A +3°C, l’hypothèse très optimiste pour la fin du siècle, on est dans un climat jamais connu par l'espèce humaine. Plus d'un milliard de personnes sont exposées chaque année à des température qui rendent impossibles le travail extérieur. La zone méditerranéenne se désertifie. Les glaciers, pour la plupart, n'existent plus. Il n'y a plus de glace dans les Alpes et bien d'autres massifs, ce qui provoque une aridité croissante dans les bassins habituellement nourris par l'eau de montagne issue des glaces, effet qui touche des centaines de millions de personnes dans le monde. Si à travers son effondrement l'Amazonie relâche la moitié du carbone qu'elle stocke en biomasse et dans ses sols, c'est l'équivalent de 10 ans d'émissions humaines. Nous connaitrons probablement de notre vivant la fin de l'Amazonie, et elle impliquera des feux colossaux.
Depuis 500 millions d'années, il n'y a qu'une occasion où la planète a connu un tel cataclysme lié à l'émission de carbone : l'extinction du Permien-Trias, il y a 252 millions d'années. Les humains n'ont pas encore émis autant de carbone et autres gaz à effet de serre que les probables éruptions volcaniques de l'époque, loin de là, mais... ils le font au moins 10 fois plus vite. Il n'y a donc peut-être jamais eu en 500 MA un réchauffement aussi rapide sur notre planète. Il n'est pas à exclure que ce chemin nous emporte vers un dérèglement total du cycle du carbone qui mène à une "vénusisation" de la Terre par un emballement climatique (runaway greenhouse effect) nourri par les boucles de rétroactions. La probabilité de cette hypothèse est bien sûr difficile à estimer, mais elle est réelle.
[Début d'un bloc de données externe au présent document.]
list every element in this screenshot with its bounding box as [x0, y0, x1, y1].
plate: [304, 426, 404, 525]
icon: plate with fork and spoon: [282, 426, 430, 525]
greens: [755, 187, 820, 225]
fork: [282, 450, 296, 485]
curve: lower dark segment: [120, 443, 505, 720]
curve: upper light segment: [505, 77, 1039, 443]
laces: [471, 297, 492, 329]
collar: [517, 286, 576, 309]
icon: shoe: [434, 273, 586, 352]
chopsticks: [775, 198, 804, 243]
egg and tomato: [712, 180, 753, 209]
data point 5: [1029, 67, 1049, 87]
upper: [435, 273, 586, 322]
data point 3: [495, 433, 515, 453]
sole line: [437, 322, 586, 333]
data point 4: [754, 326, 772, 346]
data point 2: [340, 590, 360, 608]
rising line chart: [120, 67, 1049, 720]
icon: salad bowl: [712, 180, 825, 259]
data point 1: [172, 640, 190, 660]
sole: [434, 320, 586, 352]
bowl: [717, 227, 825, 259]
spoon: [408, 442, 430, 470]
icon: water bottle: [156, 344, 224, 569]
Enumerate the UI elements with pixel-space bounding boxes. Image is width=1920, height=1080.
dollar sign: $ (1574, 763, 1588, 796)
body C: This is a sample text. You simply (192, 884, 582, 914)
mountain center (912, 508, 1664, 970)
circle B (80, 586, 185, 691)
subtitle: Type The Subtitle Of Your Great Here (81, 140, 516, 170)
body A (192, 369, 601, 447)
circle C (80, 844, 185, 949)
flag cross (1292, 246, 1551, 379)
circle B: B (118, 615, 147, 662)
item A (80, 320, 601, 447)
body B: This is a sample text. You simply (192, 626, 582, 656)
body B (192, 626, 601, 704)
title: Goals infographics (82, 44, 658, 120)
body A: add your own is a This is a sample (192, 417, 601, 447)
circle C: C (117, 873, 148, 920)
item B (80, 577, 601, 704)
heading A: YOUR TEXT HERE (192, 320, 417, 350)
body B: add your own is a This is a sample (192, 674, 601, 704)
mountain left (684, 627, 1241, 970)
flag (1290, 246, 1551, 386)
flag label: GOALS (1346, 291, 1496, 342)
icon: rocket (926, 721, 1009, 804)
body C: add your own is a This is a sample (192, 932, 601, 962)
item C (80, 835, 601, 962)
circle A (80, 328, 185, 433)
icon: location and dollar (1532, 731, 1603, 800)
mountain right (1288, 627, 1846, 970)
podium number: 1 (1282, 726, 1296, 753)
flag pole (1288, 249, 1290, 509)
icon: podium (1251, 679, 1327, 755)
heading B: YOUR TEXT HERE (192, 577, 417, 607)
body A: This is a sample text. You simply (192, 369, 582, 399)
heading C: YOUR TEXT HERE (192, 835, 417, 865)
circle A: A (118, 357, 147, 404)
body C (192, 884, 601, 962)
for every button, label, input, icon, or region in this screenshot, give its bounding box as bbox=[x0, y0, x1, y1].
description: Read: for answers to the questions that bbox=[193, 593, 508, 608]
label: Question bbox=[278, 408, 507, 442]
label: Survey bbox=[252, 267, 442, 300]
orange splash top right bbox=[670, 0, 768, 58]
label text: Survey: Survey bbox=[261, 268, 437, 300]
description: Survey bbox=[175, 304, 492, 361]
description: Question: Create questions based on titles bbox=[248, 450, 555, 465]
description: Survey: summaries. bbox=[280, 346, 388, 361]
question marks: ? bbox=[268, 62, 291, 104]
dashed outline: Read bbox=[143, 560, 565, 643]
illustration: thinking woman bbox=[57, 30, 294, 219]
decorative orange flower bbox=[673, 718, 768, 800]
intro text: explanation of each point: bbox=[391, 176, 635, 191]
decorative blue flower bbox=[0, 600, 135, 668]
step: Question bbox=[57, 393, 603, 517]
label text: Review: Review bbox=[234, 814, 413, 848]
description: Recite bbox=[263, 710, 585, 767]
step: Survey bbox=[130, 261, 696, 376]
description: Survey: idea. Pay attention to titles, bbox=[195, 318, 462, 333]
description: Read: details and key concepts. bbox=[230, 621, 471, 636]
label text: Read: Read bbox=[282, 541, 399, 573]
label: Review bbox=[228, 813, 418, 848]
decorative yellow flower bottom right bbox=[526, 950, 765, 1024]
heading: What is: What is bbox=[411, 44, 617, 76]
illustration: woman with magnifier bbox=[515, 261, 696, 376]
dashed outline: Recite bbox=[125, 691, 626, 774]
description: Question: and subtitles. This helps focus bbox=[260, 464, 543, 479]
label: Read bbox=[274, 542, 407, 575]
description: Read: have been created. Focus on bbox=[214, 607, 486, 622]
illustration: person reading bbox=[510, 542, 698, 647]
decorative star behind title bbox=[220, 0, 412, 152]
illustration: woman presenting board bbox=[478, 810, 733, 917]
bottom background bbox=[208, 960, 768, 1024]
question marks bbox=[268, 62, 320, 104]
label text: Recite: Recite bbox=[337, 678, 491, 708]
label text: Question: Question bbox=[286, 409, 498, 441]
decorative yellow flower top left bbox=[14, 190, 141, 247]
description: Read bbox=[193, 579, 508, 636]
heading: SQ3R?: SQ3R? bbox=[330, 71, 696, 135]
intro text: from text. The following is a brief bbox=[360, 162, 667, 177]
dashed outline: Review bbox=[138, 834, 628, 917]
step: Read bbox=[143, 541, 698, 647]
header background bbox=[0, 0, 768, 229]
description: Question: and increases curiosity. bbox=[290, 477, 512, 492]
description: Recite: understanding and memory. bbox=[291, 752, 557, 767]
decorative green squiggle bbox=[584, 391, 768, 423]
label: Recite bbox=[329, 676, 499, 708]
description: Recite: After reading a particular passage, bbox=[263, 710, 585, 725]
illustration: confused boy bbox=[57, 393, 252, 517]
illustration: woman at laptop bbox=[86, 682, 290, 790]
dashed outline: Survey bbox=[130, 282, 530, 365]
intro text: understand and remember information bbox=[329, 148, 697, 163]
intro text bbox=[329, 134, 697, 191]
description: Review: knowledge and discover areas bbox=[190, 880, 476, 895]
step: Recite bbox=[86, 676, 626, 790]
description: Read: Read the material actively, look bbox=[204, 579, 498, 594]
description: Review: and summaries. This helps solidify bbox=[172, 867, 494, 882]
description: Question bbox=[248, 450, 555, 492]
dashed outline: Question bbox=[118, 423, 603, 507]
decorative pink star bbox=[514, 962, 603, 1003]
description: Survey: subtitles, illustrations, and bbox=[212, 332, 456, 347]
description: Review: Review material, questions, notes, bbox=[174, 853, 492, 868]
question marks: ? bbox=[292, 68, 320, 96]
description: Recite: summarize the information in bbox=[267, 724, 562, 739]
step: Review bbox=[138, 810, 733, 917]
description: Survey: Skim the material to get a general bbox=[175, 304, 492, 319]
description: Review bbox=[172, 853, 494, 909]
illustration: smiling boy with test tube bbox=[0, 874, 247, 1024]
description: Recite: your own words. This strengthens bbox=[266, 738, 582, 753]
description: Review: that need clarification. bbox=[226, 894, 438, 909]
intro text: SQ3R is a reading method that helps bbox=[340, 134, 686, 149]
Et plus on émet de gaz à effet de serre, plus on s'en rapproche.
Cette perspective existentielle n'est qu'une potentialité, mais un réchauffement situé entre 3 et 6 degrés d'ici la fin du siècle est quasi certain, et un tel réchauffement va causer un bouleversement colossal, apocalyptique, des civilisations humaines. Que faire ? Choisir dès maintenant un effondrement plus tolérable en ne brûlant plus de combustibles fossiles et en les laissant tous dans le sol. Est-ce que ça arrivera ? Improbable.
J'invite vivement à la lecture de Climat : dernier avertissement de Mark Lynas, qui bien sûr va beaucoup plus loin dans les chiffres et les détails, avec une montagne de références scientifiques.